What is circumcision?

Circumcision is a surgical procedure done on baby boy to remove the foreskin, a fold of skin covering the end of the penis.

The foreskin is a double-layered fold of skin and mucous membranes that protects the head (glans) of the penis from dryness and irritation that may be caused by contact with urine, feces, and clothing.

Circumcision is optional. Some parents choose to have it done and some don't. If you're considering it, here's more information.

How many boys are circumcised in the United States?

As of 2017 (the most recent information available), about 60 percent of baby boys in the United States were circumcised in the hospital at birth.

The procedure can also be done at home by a trained practitioner or in a doctor's office or other nonhospital setting, so the actual percentage of boys circumcised is probably higher. And most Jewish and Muslim families circumcise their sons, so the percentage is probably higher in those groups as well. Worldwide, about 1 in 3 males is circumcised.

Why do some parents choose to circumcise their son?

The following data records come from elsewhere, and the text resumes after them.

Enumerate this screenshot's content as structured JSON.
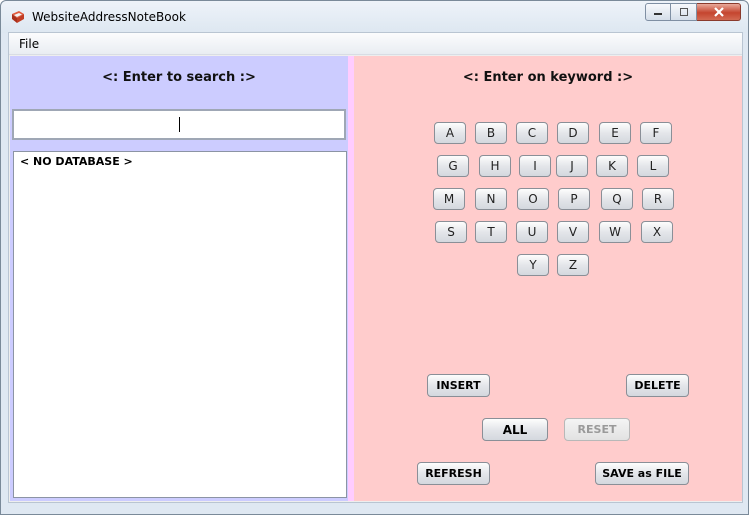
{
  "window": {
    "title": "WebsiteAddressNoteBook"
  },
  "menu": {
    "file": "File"
  },
  "left": {
    "title": "<: Enter to search :>",
    "search_value": "",
    "list_items": [
      "< NO DATABASE >"
    ]
  },
  "right": {
    "title": "<: Enter on keyword :>",
    "letters": [
      "A",
      "B",
      "C",
      "D",
      "E",
      "F",
      "G",
      "H",
      "I",
      "J",
      "K",
      "L",
      "M",
      "N",
      "O",
      "P",
      "Q",
      "R",
      "S",
      "T",
      "U",
      "V",
      "W",
      "X",
      "Y",
      "Z"
    ],
    "buttons": {
      "insert": "INSERT",
      "delete": "DELETE",
      "all": "ALL",
      "reset": "RESET",
      "refresh": "REFRESH",
      "save": "SAVE as FILE"
    }
  },
  "colors": {
    "left_panel": "#ccccff",
    "right_panel": "#ffcccc",
    "divider": "#ffccff"
  }
}
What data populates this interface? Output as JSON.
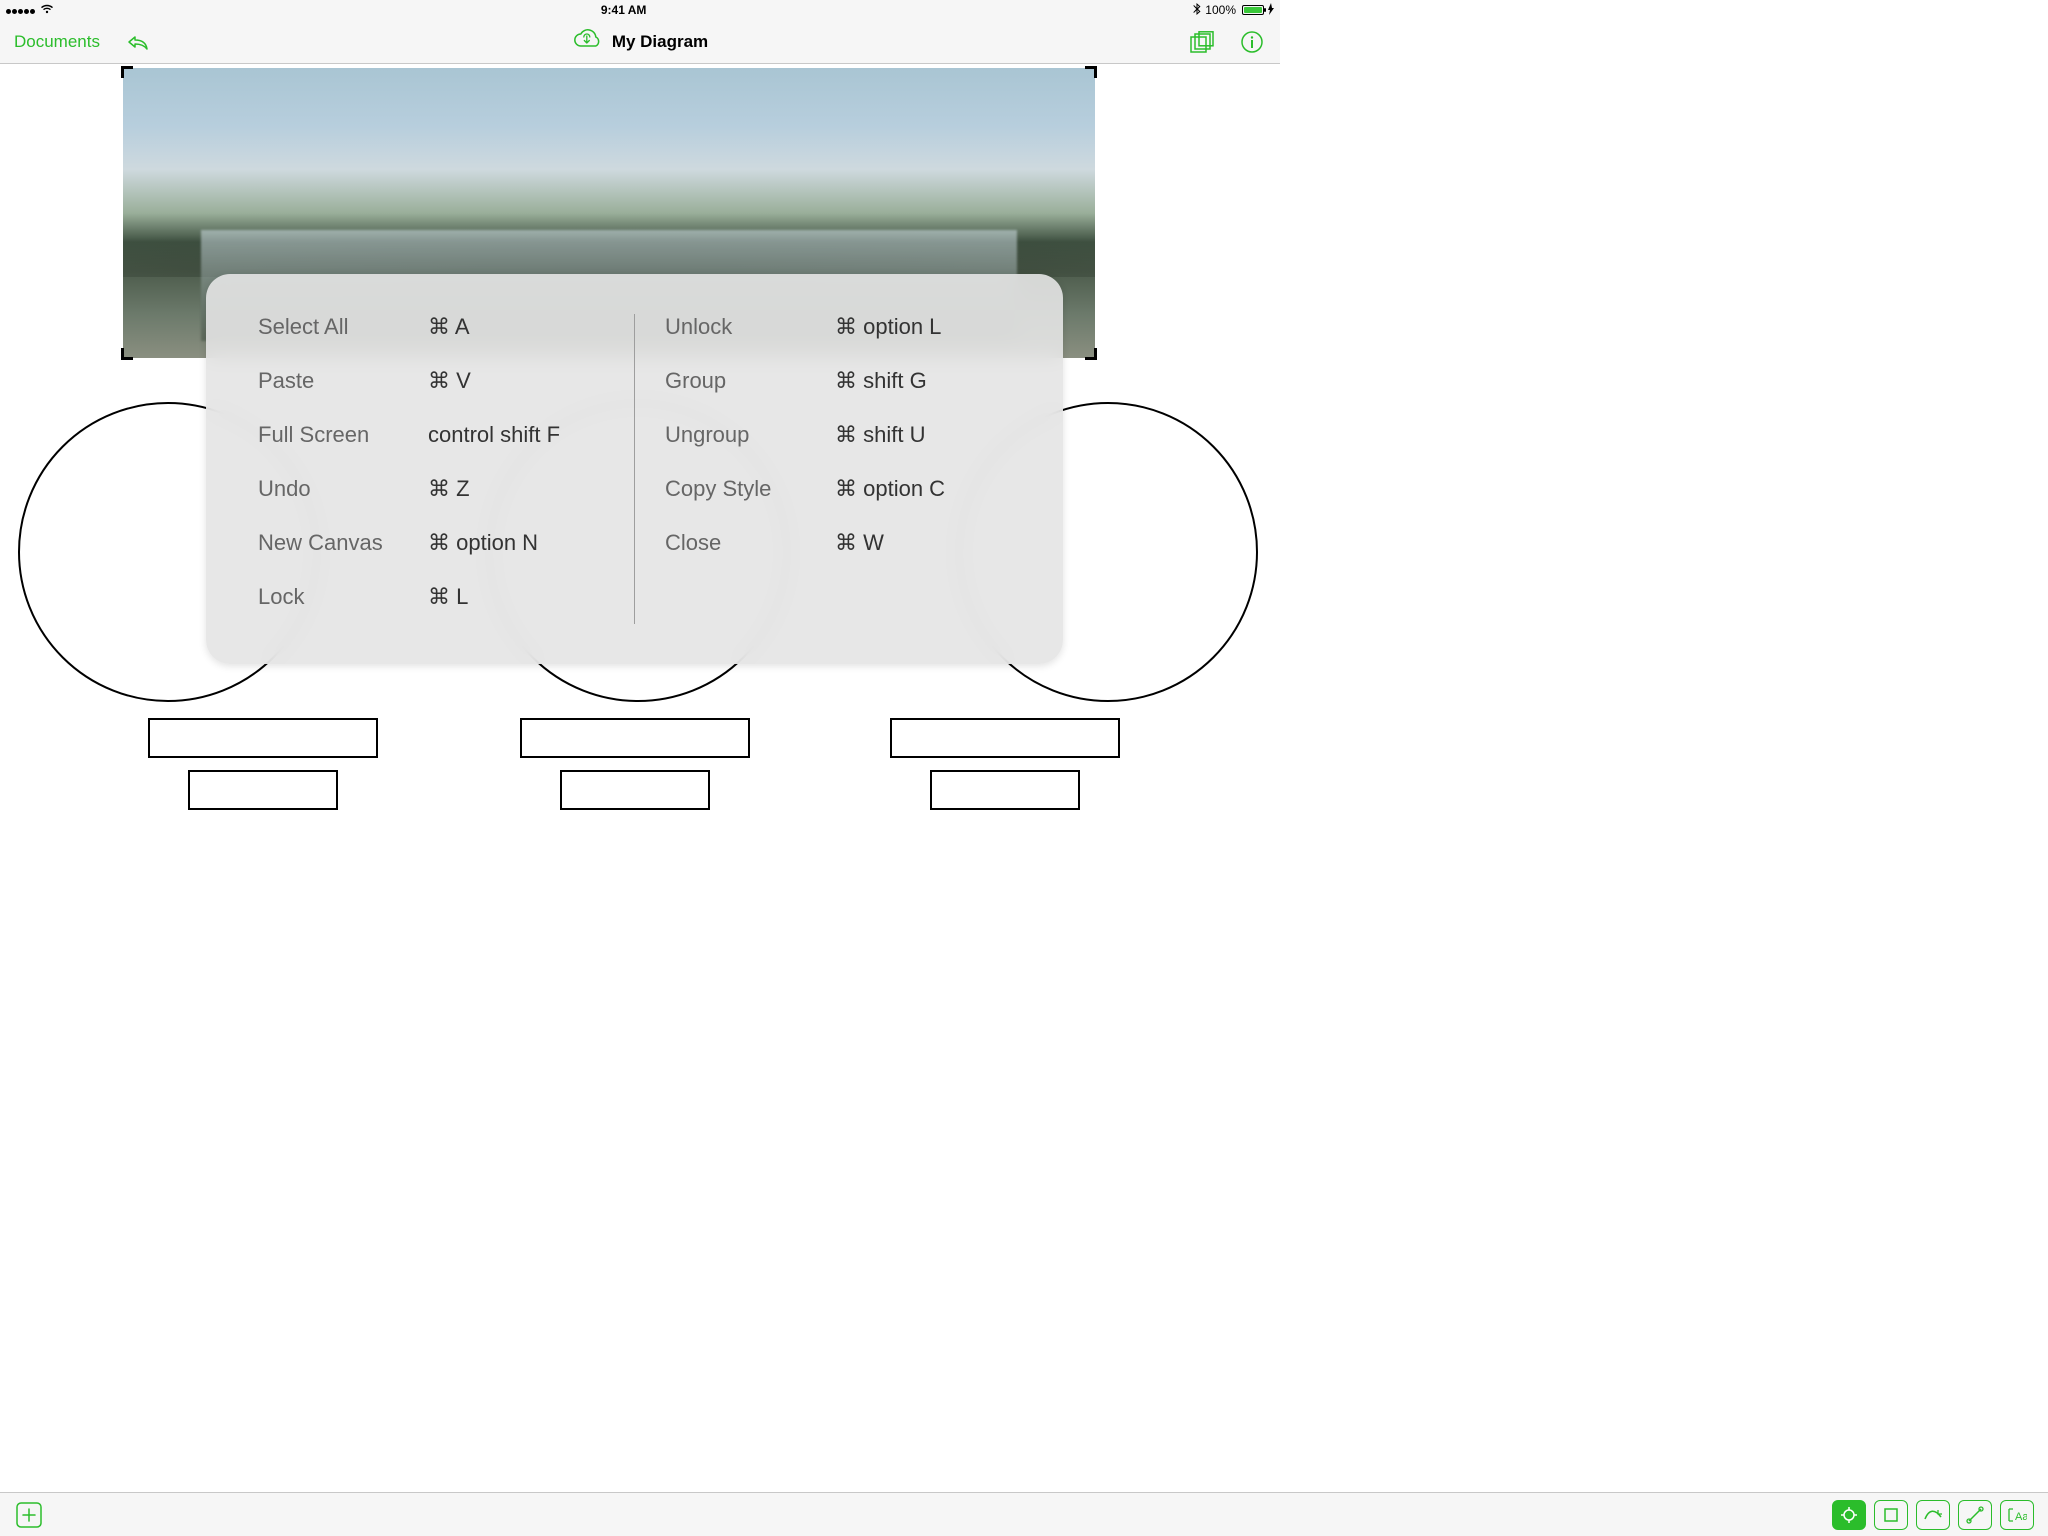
{
  "status": {
    "time": "9:41 AM",
    "battery_pct": "100%"
  },
  "nav": {
    "back_label": "Documents",
    "title": "My Diagram"
  },
  "shortcuts": {
    "left": [
      {
        "label": "Select All",
        "keys": "⌘  A"
      },
      {
        "label": "Paste",
        "keys": "⌘  V"
      },
      {
        "label": "Full Screen",
        "keys": "control shift F"
      },
      {
        "label": "Undo",
        "keys": "⌘  Z"
      },
      {
        "label": "New Canvas",
        "keys": "⌘  option N"
      },
      {
        "label": "Lock",
        "keys": "⌘  L"
      }
    ],
    "right": [
      {
        "label": "Unlock",
        "keys": "⌘  option L"
      },
      {
        "label": "Group",
        "keys": "⌘  shift G"
      },
      {
        "label": "Ungroup",
        "keys": "⌘  shift U"
      },
      {
        "label": "Copy Style",
        "keys": "⌘  option C"
      },
      {
        "label": "Close",
        "keys": "⌘  W"
      }
    ]
  }
}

Families may choose circumcision based on religious or cultural tradition, in response to concerns about health and hygiene, or simply because they want their son's penis to look like his dad's or other family members'.

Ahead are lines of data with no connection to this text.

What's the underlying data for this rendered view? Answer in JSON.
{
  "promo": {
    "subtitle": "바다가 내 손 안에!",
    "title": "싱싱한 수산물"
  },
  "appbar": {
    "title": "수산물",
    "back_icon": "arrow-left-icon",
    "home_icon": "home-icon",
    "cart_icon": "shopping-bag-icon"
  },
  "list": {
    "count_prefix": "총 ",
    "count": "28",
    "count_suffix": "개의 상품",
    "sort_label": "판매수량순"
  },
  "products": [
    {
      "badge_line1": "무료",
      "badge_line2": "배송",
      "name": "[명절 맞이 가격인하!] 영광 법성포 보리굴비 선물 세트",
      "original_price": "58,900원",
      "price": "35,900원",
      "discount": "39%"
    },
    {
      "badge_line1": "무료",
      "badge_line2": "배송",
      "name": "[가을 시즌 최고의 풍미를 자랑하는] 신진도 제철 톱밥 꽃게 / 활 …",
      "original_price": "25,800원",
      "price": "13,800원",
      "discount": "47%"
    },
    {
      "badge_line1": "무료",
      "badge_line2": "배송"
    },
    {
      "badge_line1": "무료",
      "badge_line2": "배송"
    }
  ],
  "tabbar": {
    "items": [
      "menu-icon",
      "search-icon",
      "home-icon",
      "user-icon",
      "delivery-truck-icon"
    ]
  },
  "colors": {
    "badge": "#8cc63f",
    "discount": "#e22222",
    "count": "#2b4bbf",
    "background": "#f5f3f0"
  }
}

Why do some parents choose not to circumcise their son?

Some parents consider circumcision unnecessary or not worth the risk of complications. Others think it's unethical to make this choice for their child before he can decide for himself.

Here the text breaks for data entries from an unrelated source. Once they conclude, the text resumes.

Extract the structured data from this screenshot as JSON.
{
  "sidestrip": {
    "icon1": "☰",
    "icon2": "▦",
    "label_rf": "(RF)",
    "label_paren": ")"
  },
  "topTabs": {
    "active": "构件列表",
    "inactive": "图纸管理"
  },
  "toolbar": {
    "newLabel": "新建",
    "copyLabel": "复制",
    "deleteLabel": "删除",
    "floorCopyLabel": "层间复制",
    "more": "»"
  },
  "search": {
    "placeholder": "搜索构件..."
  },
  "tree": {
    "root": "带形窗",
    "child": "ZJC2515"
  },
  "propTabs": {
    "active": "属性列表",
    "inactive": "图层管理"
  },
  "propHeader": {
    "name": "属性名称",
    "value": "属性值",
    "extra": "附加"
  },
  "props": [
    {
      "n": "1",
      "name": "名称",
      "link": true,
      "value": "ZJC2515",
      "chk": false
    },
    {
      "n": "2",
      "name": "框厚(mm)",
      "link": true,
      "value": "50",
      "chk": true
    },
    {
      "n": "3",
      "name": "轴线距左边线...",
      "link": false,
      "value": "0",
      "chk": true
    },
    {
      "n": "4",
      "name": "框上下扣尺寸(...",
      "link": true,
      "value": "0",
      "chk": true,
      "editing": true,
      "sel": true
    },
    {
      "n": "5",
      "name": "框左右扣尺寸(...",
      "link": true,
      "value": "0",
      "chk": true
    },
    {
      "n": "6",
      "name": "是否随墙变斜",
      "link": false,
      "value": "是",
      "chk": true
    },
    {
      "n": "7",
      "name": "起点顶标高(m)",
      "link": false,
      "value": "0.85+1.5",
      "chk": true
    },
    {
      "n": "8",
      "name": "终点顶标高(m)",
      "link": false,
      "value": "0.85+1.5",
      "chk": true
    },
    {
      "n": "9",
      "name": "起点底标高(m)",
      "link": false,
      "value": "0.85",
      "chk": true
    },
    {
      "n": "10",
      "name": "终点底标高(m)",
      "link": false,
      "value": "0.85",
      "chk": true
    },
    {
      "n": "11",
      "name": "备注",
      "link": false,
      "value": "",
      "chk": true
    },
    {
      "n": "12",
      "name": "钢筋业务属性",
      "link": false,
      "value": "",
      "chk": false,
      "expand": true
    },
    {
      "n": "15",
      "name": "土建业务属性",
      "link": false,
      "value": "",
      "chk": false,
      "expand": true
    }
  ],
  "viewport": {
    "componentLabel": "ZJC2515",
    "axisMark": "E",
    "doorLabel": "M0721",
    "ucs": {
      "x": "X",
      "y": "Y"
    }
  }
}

What do health experts advise?

The American Academy of Pediatrics (AAP) does not recommend circumcision as a routine procedure for every newborn boy.

From the AAP: "Current evidence indicates that the health benefits of newborn male circumcision outweigh the risks and that the procedure's benefits justify access to this procedure for families who choose it."

The U.S. Centers for Disease Control (CDC) says: "Parents should be informed of the medical benefits – including reduced risk of future HIV infection – and the risks of male circumcision and should make decisions in consultation with a healthcare provider."

What are the health benefits of circumcision?

Circumcision may reduce the risk of urinary tract infections as well as cancer of the penis and some sexually transmitted infections. The AAP estimates that about 1 in 100 uncircumcised boys develops a urinary tract infection during his first year, while the risk is closer to 1 in 1,000 for circumcised boys.

Also, according to the CDC: Circumcision may reduce the risk of cancer of the penis by as much as 30 percent. But this cancer is already rare, and the risk is further reduced for males who get the HPV vaccine (now recommended for boys at age 11 or 12).

Circumcision can reduce a man's risk of acquiring HIV during sex with an infected female partner by 50 to 60 percent. However, circumcision has not been shown to reduce the risk of male-to-male or male-to-female HIV transmission, which are much more common ways to become infected.

Circumcised men are 30 to 45 percent less likely to get genital herpes than uncircumcised men.

Rates of certain sexually transmitted infections, such as bacterial vaginosis, trichomoniasis, and human papillomavirus (HPV), are lower in female partners of circumcised men.

How does circumcision help reduce certain health risks? Experts hypothesize that the inner surface of the foreskin and the protected skin of the penis underneath are susceptible to tears (especially during sex) – and such tears provide a way for germs to enter the bloodstream.

The foreskin also creates a moist environment that's conducive to trapping and supporting the growth of bacteria and viruses.